Что ж, все это естественно – на Родину вернулся русский писатель. Да, но это свершилось по воле верхов, и было дано указание, и сам нарком просвещения требовал доложить обстановку, и Союз писателей был обеспокоен.
Ну а если "по докладной секретаря"?.. Письмо Марины Ивановны к Фадееву разыскать не удалось. Если оно не попало в частные руки и не скрыто до поры до времени, то, скорее всего, было сожжено тем горбуном, который в октябре 1941 года накануне эвакуации Союза из Москвы жег бумаги. Я видела, как в эти дни над крышей соллогубовского особняка летали хлопья сажи, а зачастую целые обугленные страницы вылетали с искрами из трубы и медленно планировали над сквериком. Немцы уже подошли совсем близко к городу, и во всех учреждениях, не успевших эвакуироваться, по всей Москве жгли архивы, документы. Горбун заведовал отделом кадров в Союзе, и все его боялись. И, завидя его, мрачно говорили: "Этот человек все про всех знает!" Он был на вид безобидный, на тоненьких ножках – горбун как горбун, но все знали – он засекреченный, на такую должность, да еще в творческий союз, не назначают просто так. Говорили, к этому горбуну приезжали прямо с Лубянки и, запершись с ним в его кабинетике за железной дверью и вынув из несгораемого шкафа личное дело очередного члена Союза, копались в нем. Говорили, и сам горбун целые дни изучал по анкетам кто есть кто, и когда он появлялся в дубовом зале бывшей масонской ложи, где в свободное от заседаний время стояли ресторанные столики, даже пьяные возгласы смолкали. Но, впрочем, он окончил свою карьеру там же, на Лубянке, во внутренней тюрьме, или в какой-то другой московской тюрьме…

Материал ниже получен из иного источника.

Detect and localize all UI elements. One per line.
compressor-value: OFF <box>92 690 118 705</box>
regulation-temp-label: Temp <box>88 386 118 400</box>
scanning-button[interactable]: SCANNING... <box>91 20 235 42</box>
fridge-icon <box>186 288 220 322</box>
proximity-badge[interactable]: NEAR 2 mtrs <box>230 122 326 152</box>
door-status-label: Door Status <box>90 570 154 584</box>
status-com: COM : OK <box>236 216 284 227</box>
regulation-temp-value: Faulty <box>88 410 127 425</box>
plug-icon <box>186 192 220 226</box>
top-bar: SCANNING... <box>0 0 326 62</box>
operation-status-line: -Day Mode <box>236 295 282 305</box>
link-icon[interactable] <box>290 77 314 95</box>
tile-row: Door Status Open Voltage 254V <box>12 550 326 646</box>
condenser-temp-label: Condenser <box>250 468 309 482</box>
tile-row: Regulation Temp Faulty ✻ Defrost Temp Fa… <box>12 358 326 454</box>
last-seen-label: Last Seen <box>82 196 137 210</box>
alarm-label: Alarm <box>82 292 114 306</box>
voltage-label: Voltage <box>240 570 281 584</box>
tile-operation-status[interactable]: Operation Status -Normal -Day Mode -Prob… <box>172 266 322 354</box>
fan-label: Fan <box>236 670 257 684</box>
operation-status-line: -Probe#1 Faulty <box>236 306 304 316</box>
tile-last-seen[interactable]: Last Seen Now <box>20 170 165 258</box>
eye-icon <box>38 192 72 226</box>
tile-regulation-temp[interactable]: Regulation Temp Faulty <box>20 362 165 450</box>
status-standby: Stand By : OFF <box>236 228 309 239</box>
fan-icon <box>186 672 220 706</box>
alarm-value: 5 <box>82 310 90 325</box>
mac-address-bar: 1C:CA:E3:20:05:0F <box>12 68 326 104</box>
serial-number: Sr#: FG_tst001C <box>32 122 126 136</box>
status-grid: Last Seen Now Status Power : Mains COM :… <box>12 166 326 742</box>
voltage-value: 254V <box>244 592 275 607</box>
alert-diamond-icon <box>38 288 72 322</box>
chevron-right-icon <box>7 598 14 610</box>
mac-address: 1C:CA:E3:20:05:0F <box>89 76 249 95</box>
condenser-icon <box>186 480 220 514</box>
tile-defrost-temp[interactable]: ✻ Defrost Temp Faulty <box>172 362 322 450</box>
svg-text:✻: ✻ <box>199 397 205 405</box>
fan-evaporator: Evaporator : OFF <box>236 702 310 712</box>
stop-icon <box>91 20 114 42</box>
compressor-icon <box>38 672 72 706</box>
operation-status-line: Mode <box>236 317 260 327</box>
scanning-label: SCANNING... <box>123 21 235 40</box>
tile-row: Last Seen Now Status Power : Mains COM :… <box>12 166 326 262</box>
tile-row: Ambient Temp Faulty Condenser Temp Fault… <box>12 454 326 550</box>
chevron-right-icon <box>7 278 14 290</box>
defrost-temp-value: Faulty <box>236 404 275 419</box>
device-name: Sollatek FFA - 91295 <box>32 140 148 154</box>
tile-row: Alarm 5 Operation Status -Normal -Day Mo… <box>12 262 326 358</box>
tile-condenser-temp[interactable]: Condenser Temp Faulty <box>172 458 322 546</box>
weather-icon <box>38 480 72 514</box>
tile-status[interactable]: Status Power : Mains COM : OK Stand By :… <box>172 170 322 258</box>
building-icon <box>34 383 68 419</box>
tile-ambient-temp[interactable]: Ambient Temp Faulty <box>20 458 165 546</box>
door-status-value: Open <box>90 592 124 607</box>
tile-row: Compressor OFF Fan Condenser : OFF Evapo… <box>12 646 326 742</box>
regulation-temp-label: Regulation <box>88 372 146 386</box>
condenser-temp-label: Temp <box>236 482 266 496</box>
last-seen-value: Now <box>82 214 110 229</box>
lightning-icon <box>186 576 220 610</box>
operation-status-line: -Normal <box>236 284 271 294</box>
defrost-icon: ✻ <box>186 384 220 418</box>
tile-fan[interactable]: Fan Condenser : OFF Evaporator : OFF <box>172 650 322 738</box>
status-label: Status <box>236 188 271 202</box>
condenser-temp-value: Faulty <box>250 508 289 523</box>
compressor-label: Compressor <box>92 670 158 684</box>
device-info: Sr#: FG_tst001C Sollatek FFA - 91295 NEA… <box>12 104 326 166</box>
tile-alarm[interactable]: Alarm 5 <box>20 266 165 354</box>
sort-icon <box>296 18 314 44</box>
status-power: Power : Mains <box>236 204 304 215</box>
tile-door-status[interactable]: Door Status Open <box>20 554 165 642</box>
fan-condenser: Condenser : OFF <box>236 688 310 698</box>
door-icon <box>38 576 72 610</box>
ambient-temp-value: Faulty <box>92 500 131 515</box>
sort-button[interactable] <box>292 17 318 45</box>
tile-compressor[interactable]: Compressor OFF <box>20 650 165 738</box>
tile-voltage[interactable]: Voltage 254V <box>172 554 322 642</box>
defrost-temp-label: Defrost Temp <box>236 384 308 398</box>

Итак, письмо Марины Ивановны к Фадееву не найдено. Имеется ответ Фадеева.
Тов. Цветаева!
В отношении Ваших архивов я постараюсь что-нибудь узнать, хотя это не так легко, принимая во внимание все обстоятельства дела. Во всяком случае, постараюсь что-нибудь сделать.

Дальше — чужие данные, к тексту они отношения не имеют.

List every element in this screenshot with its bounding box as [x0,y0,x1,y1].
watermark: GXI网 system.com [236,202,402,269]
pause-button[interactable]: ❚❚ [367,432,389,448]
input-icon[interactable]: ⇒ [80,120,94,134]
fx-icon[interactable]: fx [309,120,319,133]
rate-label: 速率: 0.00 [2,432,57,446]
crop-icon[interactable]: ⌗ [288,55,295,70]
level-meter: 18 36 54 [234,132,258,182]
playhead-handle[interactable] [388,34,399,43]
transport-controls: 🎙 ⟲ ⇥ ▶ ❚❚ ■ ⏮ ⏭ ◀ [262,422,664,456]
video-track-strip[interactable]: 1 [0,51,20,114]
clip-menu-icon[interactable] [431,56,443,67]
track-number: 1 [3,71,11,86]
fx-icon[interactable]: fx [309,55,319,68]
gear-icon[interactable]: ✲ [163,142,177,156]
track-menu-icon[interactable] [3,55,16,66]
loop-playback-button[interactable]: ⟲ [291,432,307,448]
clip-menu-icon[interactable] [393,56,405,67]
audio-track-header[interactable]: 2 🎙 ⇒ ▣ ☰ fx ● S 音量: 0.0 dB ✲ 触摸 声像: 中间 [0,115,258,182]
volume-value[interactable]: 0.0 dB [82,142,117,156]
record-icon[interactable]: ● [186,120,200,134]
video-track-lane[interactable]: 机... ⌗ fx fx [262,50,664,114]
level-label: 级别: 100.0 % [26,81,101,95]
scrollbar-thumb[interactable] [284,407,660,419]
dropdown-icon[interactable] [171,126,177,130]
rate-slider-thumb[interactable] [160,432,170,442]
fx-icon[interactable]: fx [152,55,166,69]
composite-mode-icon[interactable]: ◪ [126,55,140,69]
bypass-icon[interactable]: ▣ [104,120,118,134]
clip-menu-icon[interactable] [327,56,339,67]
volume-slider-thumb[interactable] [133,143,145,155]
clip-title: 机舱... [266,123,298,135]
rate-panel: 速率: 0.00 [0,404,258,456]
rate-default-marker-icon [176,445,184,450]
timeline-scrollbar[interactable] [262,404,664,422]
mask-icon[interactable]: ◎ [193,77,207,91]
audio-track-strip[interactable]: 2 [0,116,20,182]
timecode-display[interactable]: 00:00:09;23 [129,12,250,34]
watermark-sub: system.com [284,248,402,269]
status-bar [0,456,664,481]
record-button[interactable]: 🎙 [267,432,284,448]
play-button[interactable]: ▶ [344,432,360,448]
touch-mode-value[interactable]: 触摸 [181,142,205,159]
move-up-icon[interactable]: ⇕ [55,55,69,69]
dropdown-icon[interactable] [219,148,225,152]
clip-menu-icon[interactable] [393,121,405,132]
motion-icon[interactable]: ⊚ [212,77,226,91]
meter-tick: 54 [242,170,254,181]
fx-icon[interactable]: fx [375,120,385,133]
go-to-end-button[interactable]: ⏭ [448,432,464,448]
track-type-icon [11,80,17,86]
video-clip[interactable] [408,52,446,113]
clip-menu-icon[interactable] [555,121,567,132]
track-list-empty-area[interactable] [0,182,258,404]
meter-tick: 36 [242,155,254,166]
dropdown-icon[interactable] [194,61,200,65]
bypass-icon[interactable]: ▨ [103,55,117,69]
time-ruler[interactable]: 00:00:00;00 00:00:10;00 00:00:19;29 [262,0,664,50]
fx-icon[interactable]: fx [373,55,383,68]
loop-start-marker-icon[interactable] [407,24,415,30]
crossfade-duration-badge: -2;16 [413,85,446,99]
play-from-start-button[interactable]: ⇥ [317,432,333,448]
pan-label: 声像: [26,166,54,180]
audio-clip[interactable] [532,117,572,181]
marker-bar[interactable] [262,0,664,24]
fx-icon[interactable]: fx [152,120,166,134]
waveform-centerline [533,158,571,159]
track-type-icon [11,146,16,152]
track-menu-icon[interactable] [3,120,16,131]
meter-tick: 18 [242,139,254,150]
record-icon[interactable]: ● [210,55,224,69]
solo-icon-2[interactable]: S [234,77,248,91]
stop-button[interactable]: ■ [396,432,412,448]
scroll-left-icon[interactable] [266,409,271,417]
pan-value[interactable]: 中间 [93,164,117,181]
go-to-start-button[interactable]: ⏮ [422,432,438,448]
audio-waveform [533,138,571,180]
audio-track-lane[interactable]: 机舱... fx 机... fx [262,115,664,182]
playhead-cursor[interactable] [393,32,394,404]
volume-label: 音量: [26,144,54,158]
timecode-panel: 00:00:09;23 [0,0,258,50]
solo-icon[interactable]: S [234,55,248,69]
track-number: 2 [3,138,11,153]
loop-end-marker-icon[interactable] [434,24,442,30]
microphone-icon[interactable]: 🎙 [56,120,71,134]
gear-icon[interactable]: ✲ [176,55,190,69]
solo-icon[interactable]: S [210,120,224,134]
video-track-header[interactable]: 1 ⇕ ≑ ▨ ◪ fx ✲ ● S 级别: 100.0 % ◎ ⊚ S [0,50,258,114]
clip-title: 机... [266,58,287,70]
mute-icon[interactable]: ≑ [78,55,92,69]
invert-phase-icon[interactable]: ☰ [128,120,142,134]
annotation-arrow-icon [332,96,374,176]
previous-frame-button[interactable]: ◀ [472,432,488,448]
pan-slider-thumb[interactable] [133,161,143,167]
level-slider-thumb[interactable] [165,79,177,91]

Но достать Вам в Москве комнату абсолютно невозможно. У нас большая группа очень хороших писателей и поэтов, нуждающихся в жилплощади. И мы годами не можем достать им ни одного метра.

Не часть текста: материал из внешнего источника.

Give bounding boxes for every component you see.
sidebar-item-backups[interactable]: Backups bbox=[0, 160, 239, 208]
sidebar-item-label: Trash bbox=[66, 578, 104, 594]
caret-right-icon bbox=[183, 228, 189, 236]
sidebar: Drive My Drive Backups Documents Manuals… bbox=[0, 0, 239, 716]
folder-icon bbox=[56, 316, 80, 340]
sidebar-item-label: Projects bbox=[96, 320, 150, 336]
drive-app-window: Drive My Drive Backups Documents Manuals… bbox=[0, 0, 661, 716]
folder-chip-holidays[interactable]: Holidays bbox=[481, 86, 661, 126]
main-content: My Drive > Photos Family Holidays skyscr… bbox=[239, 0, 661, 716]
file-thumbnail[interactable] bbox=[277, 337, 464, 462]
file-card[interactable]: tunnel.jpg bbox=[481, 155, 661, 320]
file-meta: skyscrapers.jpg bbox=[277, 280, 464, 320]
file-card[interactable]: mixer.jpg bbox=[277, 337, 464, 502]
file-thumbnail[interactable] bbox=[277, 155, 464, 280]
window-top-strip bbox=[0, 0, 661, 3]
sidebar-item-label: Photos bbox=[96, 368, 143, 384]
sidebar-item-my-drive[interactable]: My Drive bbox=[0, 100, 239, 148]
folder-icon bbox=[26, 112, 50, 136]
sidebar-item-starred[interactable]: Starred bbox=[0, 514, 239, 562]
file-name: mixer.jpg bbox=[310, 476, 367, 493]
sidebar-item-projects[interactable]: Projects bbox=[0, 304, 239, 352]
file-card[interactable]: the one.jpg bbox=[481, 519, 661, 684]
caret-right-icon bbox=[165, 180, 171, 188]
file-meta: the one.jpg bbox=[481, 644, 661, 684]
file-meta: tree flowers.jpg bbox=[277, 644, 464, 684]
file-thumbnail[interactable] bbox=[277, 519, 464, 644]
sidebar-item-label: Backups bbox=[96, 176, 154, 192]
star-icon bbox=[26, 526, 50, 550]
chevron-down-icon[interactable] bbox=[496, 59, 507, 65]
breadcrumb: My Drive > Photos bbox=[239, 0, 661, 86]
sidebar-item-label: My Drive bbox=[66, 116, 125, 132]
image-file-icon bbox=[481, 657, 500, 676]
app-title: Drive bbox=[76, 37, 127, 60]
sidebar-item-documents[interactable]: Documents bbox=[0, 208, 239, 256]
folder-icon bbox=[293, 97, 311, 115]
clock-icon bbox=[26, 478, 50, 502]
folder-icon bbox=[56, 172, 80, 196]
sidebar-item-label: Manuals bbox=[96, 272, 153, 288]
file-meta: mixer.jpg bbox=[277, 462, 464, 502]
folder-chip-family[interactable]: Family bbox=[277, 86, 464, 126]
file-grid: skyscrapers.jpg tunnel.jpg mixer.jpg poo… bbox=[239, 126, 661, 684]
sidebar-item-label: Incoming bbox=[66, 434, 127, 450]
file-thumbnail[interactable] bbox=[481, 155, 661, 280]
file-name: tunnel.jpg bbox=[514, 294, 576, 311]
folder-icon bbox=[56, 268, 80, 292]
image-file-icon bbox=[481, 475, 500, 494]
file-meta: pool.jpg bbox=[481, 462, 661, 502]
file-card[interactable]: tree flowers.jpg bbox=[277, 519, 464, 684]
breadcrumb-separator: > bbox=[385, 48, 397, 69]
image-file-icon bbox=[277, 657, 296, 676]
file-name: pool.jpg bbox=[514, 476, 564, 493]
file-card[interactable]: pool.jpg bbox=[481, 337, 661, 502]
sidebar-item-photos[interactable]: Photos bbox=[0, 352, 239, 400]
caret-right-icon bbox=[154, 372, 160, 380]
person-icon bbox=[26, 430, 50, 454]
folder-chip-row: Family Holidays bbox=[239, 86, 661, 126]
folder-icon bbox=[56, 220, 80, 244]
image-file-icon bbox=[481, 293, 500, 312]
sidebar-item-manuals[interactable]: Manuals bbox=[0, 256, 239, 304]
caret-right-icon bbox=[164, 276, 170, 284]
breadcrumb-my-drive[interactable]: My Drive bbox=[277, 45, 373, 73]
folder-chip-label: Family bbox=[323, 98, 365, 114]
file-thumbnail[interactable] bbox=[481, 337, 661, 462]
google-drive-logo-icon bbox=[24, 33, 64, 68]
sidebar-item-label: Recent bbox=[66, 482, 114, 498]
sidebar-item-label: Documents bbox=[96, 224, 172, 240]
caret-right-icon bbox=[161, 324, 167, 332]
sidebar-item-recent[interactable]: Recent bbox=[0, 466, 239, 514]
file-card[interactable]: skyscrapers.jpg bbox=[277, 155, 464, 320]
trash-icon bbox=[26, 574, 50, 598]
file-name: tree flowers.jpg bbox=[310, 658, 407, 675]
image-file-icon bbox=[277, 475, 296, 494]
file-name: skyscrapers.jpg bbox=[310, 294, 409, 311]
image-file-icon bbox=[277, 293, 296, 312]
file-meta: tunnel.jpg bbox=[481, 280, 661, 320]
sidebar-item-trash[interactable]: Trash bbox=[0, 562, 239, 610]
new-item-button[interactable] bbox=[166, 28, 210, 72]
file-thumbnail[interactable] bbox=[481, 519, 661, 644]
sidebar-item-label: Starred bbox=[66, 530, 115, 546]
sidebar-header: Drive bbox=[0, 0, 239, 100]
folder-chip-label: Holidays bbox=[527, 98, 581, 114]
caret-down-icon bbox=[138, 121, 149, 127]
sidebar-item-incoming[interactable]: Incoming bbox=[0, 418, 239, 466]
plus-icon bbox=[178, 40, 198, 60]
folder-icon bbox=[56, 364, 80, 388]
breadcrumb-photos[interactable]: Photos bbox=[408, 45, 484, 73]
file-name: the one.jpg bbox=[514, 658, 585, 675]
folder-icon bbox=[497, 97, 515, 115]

Единственный выход для Вас: с помощью директора Дома отдыха в Голицыне (она член местного поселкового Совета) снять комнату или две в Голицыне. Это будет стоить Вам 200–300 рублей ежемесячно. Дорого, конечно, но при Вашей квалификации Вы сможете много зарабатывать одними переводами – по линии издательств и журналов. В отношении работы Союз писателей Вам поможет. В подыскании комнаты в Голицыне Вам поможет Литфонд. Я уже говорил с тов. Оськиным (директор Литфонда), к которому советую Вам обратиться.
А.Фадеев.
Письмо датировано 17 января 1940 года.
А Марина Ивановна уже более месяца жила в Голицыне. Фадеев действительно сказал директору Литфонда Оськину о Марине Ивановне, и вся ее дальнейшая судьба зависела от того, что и как он сказал. И Оськин, следуя тому, что и как сказал Фадеев, дал распоряжение все той же Серафиме Ивановне Фонской, та и подыскала для Марины Ивановны соответствующее жилье.